Metro and Regional Inequalities
Research in this section focuses attention on the structure of economic and social opportunities created by the intersection of metropolitan and regional housing, education, transportation, growth, workforce and other policies, all within a context of often dramatic demographic changes.
The challenges to creating and implementing an anti-discrimination agenda call for a renewed, creative agenda that recognizes the structural, multi-layered impediments to opportunities faced in minority communities. The most obvious, although often overlooked, is the interrelationship between housing and schools, especially residential segregation by class and race. Other topics are less familiar, such as the relationship between racial justice and "smart growth," or racial justice evaluations of metropolitan transportation planning.
Recent Metro and Regional Inequalities Research
- Racial Segregation and Educational Outcomes in Metropolitan Boston
- Boston’s disastrous failure to achieve peaceful desegregation of its schools three decades ago, particularly the mob violence at South Boston High School, and the transition of the Boston schools to overwhelmingly white enrollment, are commonly seen as areas why the region need not think about patterns of school segregation--nothing can be done about it. This thinking ignores the better experiences of many other cities and also the METCO program that is intact and still in high demand.
- The Color of Money in Greater Boston: Patterns of Mortgage Lending and Residential Segregation at the Beginning of the New Century
- The findings of this paper underline the need for “modernization” of Community Reinvestment Act (CRA), which now applies only to banks and covers only lending in areas where the banks have branches. In the Boston NECTA during the 2000-2002 period, 70% of home-purchase lending was done by out-of-state banks or by mortgage companies not affiliated with Massachusetts banks. These lenders, not covered by CRA, perform significantly worse than covered lenders in lending to borrowers and neighborhoods of color. Pending Massachusetts legislation would bring the state’s CRA into line with the transformed nature of the mortgage lending industry by imposing CRA-type obligations and evaluations on all types of mortgage lenders. This could make a significant contribution to reducing the current racial/ethnic disparities in mortgage lending that are documented in this paper.

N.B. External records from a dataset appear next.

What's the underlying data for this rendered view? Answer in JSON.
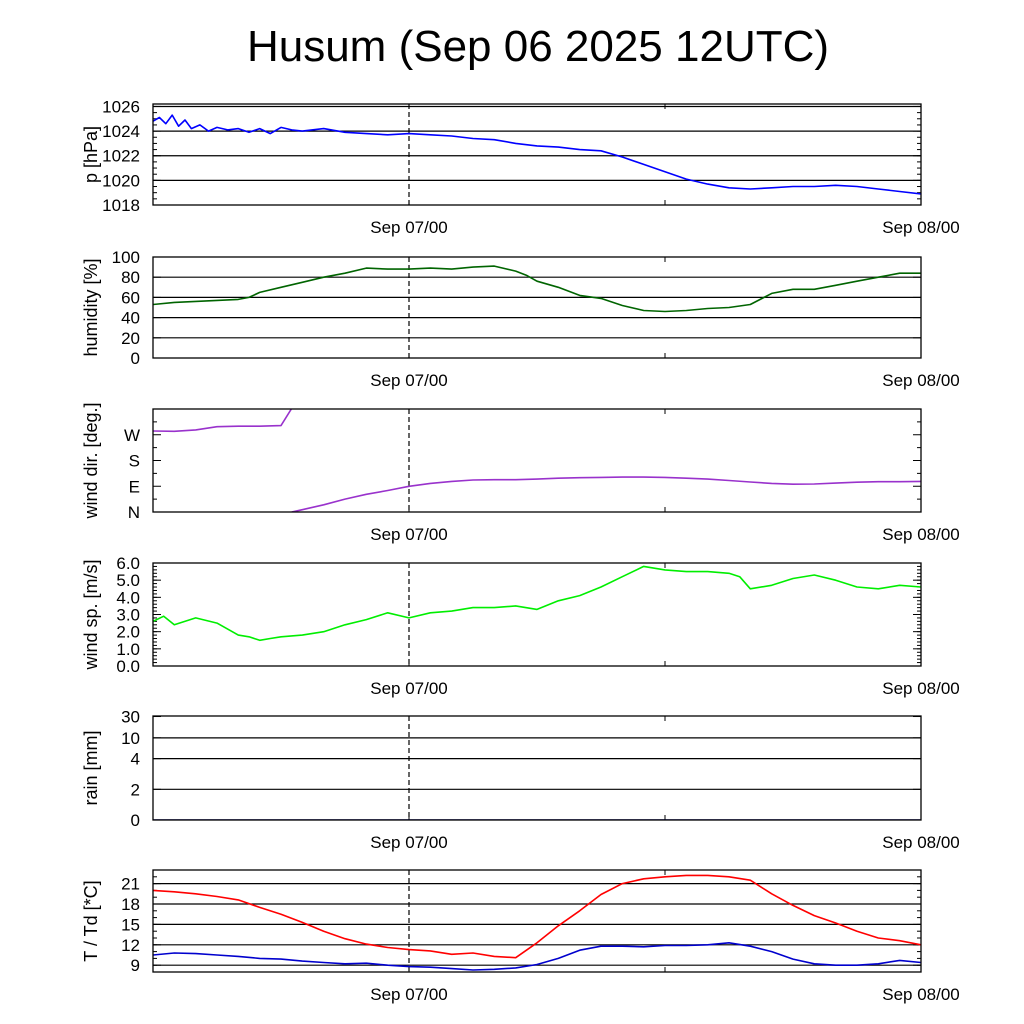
{
  "title": "Husum (Sep 06 2025 12UTC)",
  "x_tick_labels": [
    "Sep 07/00",
    "Sep 08/00"
  ],
  "x_range_hours": [
    0,
    36
  ],
  "x_ticks_hours": [
    12,
    24,
    36
  ],
  "x_ref_line_hours": 12,
  "chart_data": [
    {
      "id": "pressure",
      "type": "line",
      "ylabel": "p [hPa]",
      "ylim": [
        1018,
        1026.2
      ],
      "y_ticks": [
        1018,
        1020,
        1022,
        1024,
        1026
      ],
      "y_tick_labels": [
        "1018",
        "1020",
        "1022",
        "1024",
        "1026"
      ],
      "grid": "horizontal",
      "series": [
        {
          "color": "#0000ff",
          "x": [
            0,
            0.3,
            0.6,
            0.9,
            1.2,
            1.5,
            1.8,
            2.2,
            2.6,
            3.0,
            3.5,
            4.0,
            4.5,
            5.0,
            5.5,
            6.0,
            6.5,
            7.0,
            8.0,
            9.0,
            10.0,
            11.0,
            12.0,
            13.0,
            14.0,
            15.0,
            16.0,
            17.0,
            18.0,
            19.0,
            20.0,
            21.0,
            22.0,
            23.0,
            24.0,
            25.0,
            26.0,
            27.0,
            28.0,
            29.0,
            30.0,
            31.0,
            32.0,
            33.0,
            34.0,
            35.0,
            36.0
          ],
          "values": [
            1024.8,
            1025.1,
            1024.6,
            1025.3,
            1024.4,
            1024.9,
            1024.2,
            1024.5,
            1024.0,
            1024.3,
            1024.1,
            1024.2,
            1023.9,
            1024.2,
            1023.8,
            1024.3,
            1024.1,
            1024.0,
            1024.2,
            1023.9,
            1023.8,
            1023.7,
            1023.8,
            1023.7,
            1023.6,
            1023.4,
            1023.3,
            1023.0,
            1022.8,
            1022.7,
            1022.5,
            1022.4,
            1021.9,
            1021.3,
            1020.7,
            1020.1,
            1019.7,
            1019.4,
            1019.3,
            1019.4,
            1019.5,
            1019.5,
            1019.6,
            1019.5,
            1019.3,
            1019.1,
            1018.9
          ]
        }
      ]
    },
    {
      "id": "humidity",
      "type": "line",
      "ylabel": "humidity [%]",
      "ylim": [
        0,
        100
      ],
      "y_ticks": [
        0,
        20,
        40,
        60,
        80,
        100
      ],
      "y_tick_labels": [
        "0",
        "20",
        "40",
        "60",
        "80",
        "100"
      ],
      "grid": "horizontal",
      "series": [
        {
          "color": "#006400",
          "x": [
            0,
            1,
            2,
            3,
            4,
            4.5,
            5,
            6,
            7,
            8,
            9,
            10,
            11,
            12,
            13,
            14,
            15,
            16,
            17,
            17.5,
            18,
            19,
            20,
            21,
            22,
            23,
            24,
            25,
            26,
            27,
            28,
            29,
            30,
            31,
            32,
            33,
            34,
            35,
            36
          ],
          "values": [
            53,
            55,
            56,
            57,
            58,
            60,
            65,
            70,
            75,
            80,
            84,
            89,
            88,
            88,
            89,
            88,
            90,
            91,
            86,
            82,
            76,
            70,
            62,
            59,
            52,
            47,
            46,
            47,
            49,
            50,
            53,
            64,
            68,
            68,
            72,
            76,
            80,
            84,
            84
          ]
        }
      ]
    },
    {
      "id": "wind_direction",
      "type": "line",
      "ylabel": "wind dir. [deg.]",
      "ylim": [
        0,
        360
      ],
      "y_ticks": [
        0,
        90,
        180,
        270
      ],
      "y_tick_labels": [
        "N",
        "E",
        "S",
        "W"
      ],
      "grid": "none",
      "series": [
        {
          "color": "#9932cc",
          "x": [
            0,
            1,
            2,
            3,
            4,
            5,
            6,
            6.5
          ],
          "values": [
            283,
            282,
            287,
            298,
            300,
            300,
            302,
            362
          ]
        },
        {
          "color": "#9932cc",
          "x": [
            6.5,
            7,
            8,
            9,
            10,
            11,
            12,
            13,
            14,
            15,
            16,
            17,
            18,
            19,
            20,
            21,
            22,
            23,
            24,
            25,
            26,
            27,
            28,
            29,
            30,
            31,
            32,
            33,
            34,
            35,
            36
          ],
          "values": [
            0,
            8,
            25,
            45,
            62,
            75,
            90,
            100,
            107,
            112,
            113,
            113,
            115,
            118,
            120,
            121,
            122,
            122,
            121,
            118,
            115,
            110,
            105,
            100,
            97,
            98,
            101,
            104,
            106,
            106,
            107
          ]
        }
      ]
    },
    {
      "id": "wind_speed",
      "type": "line",
      "ylabel": "wind sp. [m/s]",
      "ylim": [
        0,
        6.0
      ],
      "y_ticks": [
        0,
        1,
        2,
        3,
        4,
        5,
        6
      ],
      "y_tick_labels": [
        "0.0",
        "1.0",
        "2.0",
        "3.0",
        "4.0",
        "5.0",
        "6.0"
      ],
      "grid": "none",
      "series": [
        {
          "color": "#00ee00",
          "x": [
            0,
            0.5,
            1,
            2,
            3,
            4,
            4.5,
            5,
            5.5,
            6,
            7,
            8,
            9,
            10,
            11,
            12,
            13,
            14,
            15,
            16,
            17,
            18,
            19,
            20,
            21,
            22,
            23,
            24,
            25,
            26,
            27,
            27.5,
            28,
            29,
            30,
            31,
            32,
            33,
            34,
            35,
            36
          ],
          "values": [
            2.6,
            2.9,
            2.4,
            2.8,
            2.5,
            1.8,
            1.7,
            1.5,
            1.6,
            1.7,
            1.8,
            2.0,
            2.4,
            2.7,
            3.1,
            2.8,
            3.1,
            3.2,
            3.4,
            3.4,
            3.5,
            3.3,
            3.8,
            4.1,
            4.6,
            5.2,
            5.8,
            5.6,
            5.5,
            5.5,
            5.4,
            5.2,
            4.5,
            4.7,
            5.1,
            5.3,
            5.0,
            4.6,
            4.5,
            4.7,
            4.6
          ]
        }
      ]
    },
    {
      "id": "rain",
      "type": "line",
      "ylabel": "rain [mm]",
      "ylim": [
        0,
        31
      ],
      "y_ticks": [
        0,
        2,
        4,
        10,
        30
      ],
      "y_tick_labels": [
        "0",
        "2",
        "4",
        "10",
        "30"
      ],
      "grid": "horizontal",
      "series": [
        {
          "color": "#000080",
          "x": [
            0,
            36
          ],
          "values": [
            0,
            0
          ]
        }
      ]
    },
    {
      "id": "temperature",
      "type": "line",
      "ylabel": "T / Td [*C]",
      "ylim": [
        8,
        23
      ],
      "y_ticks": [
        9,
        12,
        15,
        18,
        21
      ],
      "y_tick_labels": [
        "9",
        "12",
        "15",
        "18",
        "21"
      ],
      "grid": "horizontal",
      "series": [
        {
          "color": "#ff0000",
          "x": [
            0,
            1,
            2,
            3,
            4,
            5,
            6,
            7,
            8,
            9,
            10,
            11,
            12,
            13,
            14,
            15,
            16,
            17,
            18,
            19,
            20,
            21,
            22,
            23,
            24,
            25,
            26,
            27,
            28,
            29,
            30,
            31,
            32,
            33,
            34,
            35,
            36
          ],
          "values": [
            20.0,
            19.8,
            19.5,
            19.1,
            18.6,
            17.5,
            16.5,
            15.3,
            14.0,
            12.9,
            12.1,
            11.6,
            11.3,
            11.1,
            10.6,
            10.8,
            10.3,
            10.1,
            12.3,
            14.8,
            17.0,
            19.4,
            21.0,
            21.7,
            22.0,
            22.2,
            22.2,
            22.0,
            21.5,
            19.5,
            17.8,
            16.3,
            15.2,
            14.0,
            13.0,
            12.6,
            12.0
          ]
        },
        {
          "color": "#0000cd",
          "x": [
            0,
            1,
            2,
            3,
            4,
            5,
            6,
            7,
            8,
            9,
            10,
            11,
            12,
            13,
            14,
            15,
            16,
            17,
            18,
            19,
            20,
            21,
            22,
            23,
            24,
            25,
            26,
            27,
            28,
            29,
            30,
            31,
            32,
            33,
            34,
            35,
            36
          ],
          "values": [
            10.5,
            10.8,
            10.7,
            10.5,
            10.3,
            10.0,
            9.9,
            9.6,
            9.4,
            9.2,
            9.3,
            9.0,
            8.8,
            8.7,
            8.5,
            8.3,
            8.4,
            8.6,
            9.1,
            10.0,
            11.2,
            11.8,
            11.8,
            11.7,
            11.9,
            11.9,
            12.0,
            12.3,
            11.8,
            11.0,
            9.9,
            9.2,
            9.0,
            9.0,
            9.2,
            9.7,
            9.4
          ]
        }
      ]
    }
  ]
}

- More than Money: The Spatial Mismatch Between Where Homeowners of Color in Metro Boston Can Afford to Live and Where They Actually Reside
- Few people argue that segregation is purely a result of market forces, or that it is due entirely to discrimination. Most recognize that the answer must lie somewhere in between. Policy efforts must focus on removing any remnants of discriminatory practices, and must also find ways to attract and retain populations of color in communities that are affordable to but devoid of households of color.
- Beyond Poverty: Race and Concentrated-Poverty Neighborhoods in Metro Boston
- Metropolitan Boston needs a serious discussion about racial equity. The region is in the midst of a period of rapid racial change but there is a widespread perception that either nothing needs to be done explicitly about race, or nothing can be done because of failures in the city of Boston in the past. Many people think that issues of discrimination have been solved and that everyone now has an equal chance.
- Segregation in Neighborhoods and Schools: Impacts on Minority Children in the Boston Region
- Nearly 30 years after a court ordered Boston’s city schools to desegregate (1974), school segregation continues to be a major obstacle to equal opportunity for minority children in the Boston metropolis. The issues are national in scope, but in Boston we see especially clearly how limited are the impacts of policies that are only implemented within city boundaries. Blacks and Hispanics are unusually concentrated in the City of Boston and a handful of older outlying towns and cities, while residential suburbs where most whites live hardly share in the growing ethnic and racial diversity of the region.
- Moving to Equity: Addressing Inequitable Effects of Transportation Policies on Minorities
- A joint report of The Civil Rights Project and the Center for Community Change that identifies surface transportation policies’ inequitable effects.
- Integrating Neighborhoods, Segregating Schools: The Retreat from School Desegregation, 1990 - 2000
- Paper prepared for the conference on the Resegregation of Southern Schools.